Details zum Gedicht „Ein Baal Teschuba“

Anzahl Strophen
1
Anzahl Verse
121
Anzahl Wörter
827
Entstehungsjahr
1781 - 1838
Epoche
Romantik

Gedicht-Analyse

Das Gedicht „Ein Baal Teschuba“ stammt aus der Feder des Autors bzw. Lyrikers Adelbert von Chamisso. Geboren wurde Chamisso im Jahr 1781 . Im Zeitraum zwischen 1797 und 1838 ist das Gedicht entstanden. Anhand der Entstehungszeit des Gedichtes bzw. von den Lebensdaten des Autors her kann der Text der Epoche Romantik zugeordnet werden. Bei dem Schriftsteller Chamisso handelt es sich um einen typischen Vertreter der genannten Epoche.

Die Romantik ist eine Epoche der Kulturgeschichte, zeitlich anzusiedeln vom späten 18. Jahrhundert bis spät in das 19. Jahrhundert hinein. Auf die Literatur bezogen: von 1795 bis 1848. Sie hatte umfangreiche Auswirkungen auf Literatur, Kunst, Musik und Philosophie jener Zeit. Die Romantik kann in drei Phasen aufgegliedert werden: Frühromantik (bis 1804), Hochromantik (bis 1815) und Spätromantik (bis 1848). Die Welt, die sich durch die einsetzende Industrialisierung und Verstädterung mehr und mehr veränderte, verunsicherte die Menschen. Die Französische Revolution in den Jahren 1789 bis 1799 hatte ebenfalls Auswirkungen auf die Romantik. Wesentliche Motive in der Lyrik der Romantik sind die Ferne und Sehnsucht sowie das Gefühl der Heimatlosigkeit. Andere Motive sind das Fernweh, das Nachtmotiv oder die Todessehnsucht. So symbolisierte die Nacht nicht nur die Dunkelheit, sondern auch das Geheimnisvolle, Mysteriöse und galt als Quelle der Liebe. Merkmale der Romantik sind die Hinwendung zur Natur, die Weltflucht oder der Rückzug in Traumwelten. Insbesondere ist aber auch die Idealisierung des Mittelalters aufzuzeigen. Kunst und Architektur des Mittelalters wurden von den Romantikern wieder geschätzt. Die Romantik stellt die Freiheit der Phantasie sowohl über den Inhalt als auch über die Form des Werkes. Eine Konsequenz daraus ist ein Verschwimmen der Grenzen zwischen Lyrik und Epik. Die festen Regeln und Ziele der Klassik werden in der Romantik zurückgelassen. Eine gewisse Maß- und Regellosigkeit in den Werken fällt auf.

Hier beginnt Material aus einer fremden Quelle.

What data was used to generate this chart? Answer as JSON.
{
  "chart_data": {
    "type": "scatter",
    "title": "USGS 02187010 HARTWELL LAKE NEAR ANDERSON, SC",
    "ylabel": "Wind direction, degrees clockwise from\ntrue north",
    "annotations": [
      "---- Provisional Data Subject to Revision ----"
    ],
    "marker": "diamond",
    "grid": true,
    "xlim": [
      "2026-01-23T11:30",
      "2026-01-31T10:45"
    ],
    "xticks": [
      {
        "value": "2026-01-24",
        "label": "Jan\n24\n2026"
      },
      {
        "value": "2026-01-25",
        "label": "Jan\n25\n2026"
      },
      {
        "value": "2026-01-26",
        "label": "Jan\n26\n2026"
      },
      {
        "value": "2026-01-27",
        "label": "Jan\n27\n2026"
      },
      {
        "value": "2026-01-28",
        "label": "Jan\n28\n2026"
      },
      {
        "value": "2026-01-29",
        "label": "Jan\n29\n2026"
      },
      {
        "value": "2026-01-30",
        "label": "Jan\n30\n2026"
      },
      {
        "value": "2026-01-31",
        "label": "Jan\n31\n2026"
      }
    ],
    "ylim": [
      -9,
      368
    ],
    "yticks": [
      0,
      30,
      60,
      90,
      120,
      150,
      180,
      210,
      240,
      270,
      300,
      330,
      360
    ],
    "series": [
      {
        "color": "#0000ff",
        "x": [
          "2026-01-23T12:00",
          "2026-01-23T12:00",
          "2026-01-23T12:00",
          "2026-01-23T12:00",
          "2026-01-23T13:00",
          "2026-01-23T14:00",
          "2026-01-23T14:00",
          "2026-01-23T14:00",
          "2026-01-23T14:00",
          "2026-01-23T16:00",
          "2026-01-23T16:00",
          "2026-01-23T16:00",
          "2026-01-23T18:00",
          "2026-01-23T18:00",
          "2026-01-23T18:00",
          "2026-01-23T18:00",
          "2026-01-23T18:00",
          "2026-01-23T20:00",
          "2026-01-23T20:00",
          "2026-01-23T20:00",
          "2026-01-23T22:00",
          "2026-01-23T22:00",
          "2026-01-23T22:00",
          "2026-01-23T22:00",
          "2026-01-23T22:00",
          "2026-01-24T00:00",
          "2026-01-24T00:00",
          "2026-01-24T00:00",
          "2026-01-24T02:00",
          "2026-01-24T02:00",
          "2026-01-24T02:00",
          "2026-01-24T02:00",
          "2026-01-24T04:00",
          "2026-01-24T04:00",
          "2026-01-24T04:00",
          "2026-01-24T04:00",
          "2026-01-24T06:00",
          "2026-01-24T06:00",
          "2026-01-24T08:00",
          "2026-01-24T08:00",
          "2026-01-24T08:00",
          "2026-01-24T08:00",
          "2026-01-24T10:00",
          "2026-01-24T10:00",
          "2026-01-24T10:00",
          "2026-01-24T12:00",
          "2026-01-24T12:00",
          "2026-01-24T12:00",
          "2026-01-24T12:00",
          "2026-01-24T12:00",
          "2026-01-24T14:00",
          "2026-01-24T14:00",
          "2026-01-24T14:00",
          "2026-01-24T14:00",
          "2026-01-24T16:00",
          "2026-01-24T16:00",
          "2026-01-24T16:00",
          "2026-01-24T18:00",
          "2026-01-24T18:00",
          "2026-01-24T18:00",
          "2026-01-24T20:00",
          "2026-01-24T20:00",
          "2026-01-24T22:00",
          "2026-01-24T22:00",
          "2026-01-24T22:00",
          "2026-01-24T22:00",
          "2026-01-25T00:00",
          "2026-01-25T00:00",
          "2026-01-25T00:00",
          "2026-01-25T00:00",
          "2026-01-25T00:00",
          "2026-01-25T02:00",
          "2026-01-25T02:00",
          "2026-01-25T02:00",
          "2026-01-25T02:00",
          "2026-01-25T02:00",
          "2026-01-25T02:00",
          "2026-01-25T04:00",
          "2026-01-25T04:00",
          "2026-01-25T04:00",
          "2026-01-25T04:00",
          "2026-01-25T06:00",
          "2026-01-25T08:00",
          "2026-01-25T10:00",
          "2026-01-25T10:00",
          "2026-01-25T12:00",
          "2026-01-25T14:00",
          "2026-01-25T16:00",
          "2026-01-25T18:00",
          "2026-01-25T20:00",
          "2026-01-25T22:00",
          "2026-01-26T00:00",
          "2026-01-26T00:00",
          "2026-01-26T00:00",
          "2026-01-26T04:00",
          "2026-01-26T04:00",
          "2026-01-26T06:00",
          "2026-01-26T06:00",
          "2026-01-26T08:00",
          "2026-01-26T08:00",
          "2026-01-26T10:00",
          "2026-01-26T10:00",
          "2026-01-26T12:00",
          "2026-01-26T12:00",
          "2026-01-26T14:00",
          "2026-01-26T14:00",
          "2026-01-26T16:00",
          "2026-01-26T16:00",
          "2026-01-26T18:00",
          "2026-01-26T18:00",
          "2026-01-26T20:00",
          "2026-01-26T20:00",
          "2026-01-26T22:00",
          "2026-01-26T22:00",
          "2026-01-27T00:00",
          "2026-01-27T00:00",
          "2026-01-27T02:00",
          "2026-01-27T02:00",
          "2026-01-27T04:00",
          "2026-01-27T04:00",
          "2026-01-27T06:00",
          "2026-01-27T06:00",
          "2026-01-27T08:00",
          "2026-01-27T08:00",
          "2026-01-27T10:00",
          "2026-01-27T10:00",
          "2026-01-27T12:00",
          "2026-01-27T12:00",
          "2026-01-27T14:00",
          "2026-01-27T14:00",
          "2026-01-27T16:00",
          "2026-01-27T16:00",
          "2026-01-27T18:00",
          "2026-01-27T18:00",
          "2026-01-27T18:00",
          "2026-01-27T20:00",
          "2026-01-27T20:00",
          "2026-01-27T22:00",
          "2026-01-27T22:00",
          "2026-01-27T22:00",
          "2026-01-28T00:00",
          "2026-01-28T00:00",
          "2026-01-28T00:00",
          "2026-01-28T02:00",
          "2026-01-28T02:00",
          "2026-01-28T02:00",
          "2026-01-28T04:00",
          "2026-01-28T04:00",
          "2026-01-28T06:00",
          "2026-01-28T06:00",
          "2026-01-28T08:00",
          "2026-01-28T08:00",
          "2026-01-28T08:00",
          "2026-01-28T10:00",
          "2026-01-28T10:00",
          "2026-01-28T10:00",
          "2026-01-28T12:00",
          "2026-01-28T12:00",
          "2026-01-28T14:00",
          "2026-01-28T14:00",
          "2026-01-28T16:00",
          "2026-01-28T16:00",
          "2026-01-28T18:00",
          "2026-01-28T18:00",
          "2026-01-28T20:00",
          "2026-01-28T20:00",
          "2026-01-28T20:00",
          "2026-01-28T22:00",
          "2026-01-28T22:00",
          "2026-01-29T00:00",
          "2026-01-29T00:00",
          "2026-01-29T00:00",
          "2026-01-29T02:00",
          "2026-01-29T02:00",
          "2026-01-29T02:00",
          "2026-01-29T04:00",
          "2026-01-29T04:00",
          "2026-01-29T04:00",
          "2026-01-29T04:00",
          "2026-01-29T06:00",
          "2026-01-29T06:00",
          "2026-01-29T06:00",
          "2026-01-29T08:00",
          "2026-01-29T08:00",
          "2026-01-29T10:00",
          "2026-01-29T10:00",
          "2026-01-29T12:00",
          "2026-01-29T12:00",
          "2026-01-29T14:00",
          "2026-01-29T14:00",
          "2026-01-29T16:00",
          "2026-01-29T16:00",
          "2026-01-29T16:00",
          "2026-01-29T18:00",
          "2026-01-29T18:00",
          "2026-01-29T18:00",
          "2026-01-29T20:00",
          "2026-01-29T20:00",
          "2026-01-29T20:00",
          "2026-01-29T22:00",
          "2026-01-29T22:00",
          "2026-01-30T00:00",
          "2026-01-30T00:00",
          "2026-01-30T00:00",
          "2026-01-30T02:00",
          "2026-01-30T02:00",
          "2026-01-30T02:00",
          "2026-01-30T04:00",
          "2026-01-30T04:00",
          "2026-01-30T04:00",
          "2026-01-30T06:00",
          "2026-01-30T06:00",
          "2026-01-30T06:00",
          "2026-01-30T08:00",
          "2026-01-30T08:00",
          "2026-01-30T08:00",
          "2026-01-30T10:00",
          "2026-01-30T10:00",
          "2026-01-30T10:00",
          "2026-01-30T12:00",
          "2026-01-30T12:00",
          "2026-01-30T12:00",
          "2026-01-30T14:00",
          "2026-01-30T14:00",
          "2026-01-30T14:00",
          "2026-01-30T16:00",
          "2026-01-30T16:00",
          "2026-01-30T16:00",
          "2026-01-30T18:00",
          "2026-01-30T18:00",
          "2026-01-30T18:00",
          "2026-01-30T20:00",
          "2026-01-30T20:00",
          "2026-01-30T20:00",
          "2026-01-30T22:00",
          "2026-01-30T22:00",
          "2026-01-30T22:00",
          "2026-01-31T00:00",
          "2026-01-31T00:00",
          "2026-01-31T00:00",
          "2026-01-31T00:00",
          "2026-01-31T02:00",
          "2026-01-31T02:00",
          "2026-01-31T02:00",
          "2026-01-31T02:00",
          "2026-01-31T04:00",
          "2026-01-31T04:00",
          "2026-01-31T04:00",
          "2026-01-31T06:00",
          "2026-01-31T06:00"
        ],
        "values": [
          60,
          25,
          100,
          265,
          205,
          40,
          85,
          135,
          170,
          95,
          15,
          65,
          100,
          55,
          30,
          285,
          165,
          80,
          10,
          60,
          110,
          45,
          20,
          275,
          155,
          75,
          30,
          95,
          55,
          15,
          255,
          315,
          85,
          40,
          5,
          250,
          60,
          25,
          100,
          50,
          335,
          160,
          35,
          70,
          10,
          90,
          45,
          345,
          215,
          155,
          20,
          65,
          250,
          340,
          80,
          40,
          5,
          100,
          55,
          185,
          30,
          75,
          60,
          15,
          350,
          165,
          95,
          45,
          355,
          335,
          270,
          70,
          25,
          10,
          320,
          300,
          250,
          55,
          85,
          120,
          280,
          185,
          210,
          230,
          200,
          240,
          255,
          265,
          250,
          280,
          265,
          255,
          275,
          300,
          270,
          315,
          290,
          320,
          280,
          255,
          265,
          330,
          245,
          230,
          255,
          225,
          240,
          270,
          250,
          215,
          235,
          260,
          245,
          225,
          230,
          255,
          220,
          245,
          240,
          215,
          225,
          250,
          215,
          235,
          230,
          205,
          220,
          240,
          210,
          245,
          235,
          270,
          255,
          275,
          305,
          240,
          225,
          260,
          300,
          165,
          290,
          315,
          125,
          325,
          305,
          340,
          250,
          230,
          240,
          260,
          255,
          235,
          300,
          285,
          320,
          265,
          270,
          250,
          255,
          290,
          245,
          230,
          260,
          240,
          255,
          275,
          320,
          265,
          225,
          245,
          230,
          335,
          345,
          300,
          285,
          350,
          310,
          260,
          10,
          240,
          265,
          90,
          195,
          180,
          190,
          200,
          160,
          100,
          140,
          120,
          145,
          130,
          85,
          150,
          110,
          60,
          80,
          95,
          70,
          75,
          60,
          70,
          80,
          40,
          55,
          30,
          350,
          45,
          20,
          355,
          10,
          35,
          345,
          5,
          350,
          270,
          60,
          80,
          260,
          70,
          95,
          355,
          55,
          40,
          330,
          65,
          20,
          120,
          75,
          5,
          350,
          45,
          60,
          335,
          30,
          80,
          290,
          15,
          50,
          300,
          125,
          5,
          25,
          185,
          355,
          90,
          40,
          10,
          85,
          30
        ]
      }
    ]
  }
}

Das 827 Wörter umfassende Gedicht besteht aus 121 Versen mit nur einer Strophe. Der Dichter Adelbert von Chamisso ist auch der Autor für Gedichte wie „Das Mädchen“, „Der Spielmann“ und „Helft mir, ihr Schwestern“. Zum Autor des Gedichtes „Ein Baal Teschuba“ haben wir auf abi-pur.de weitere 146 Gedichte veröffentlicht.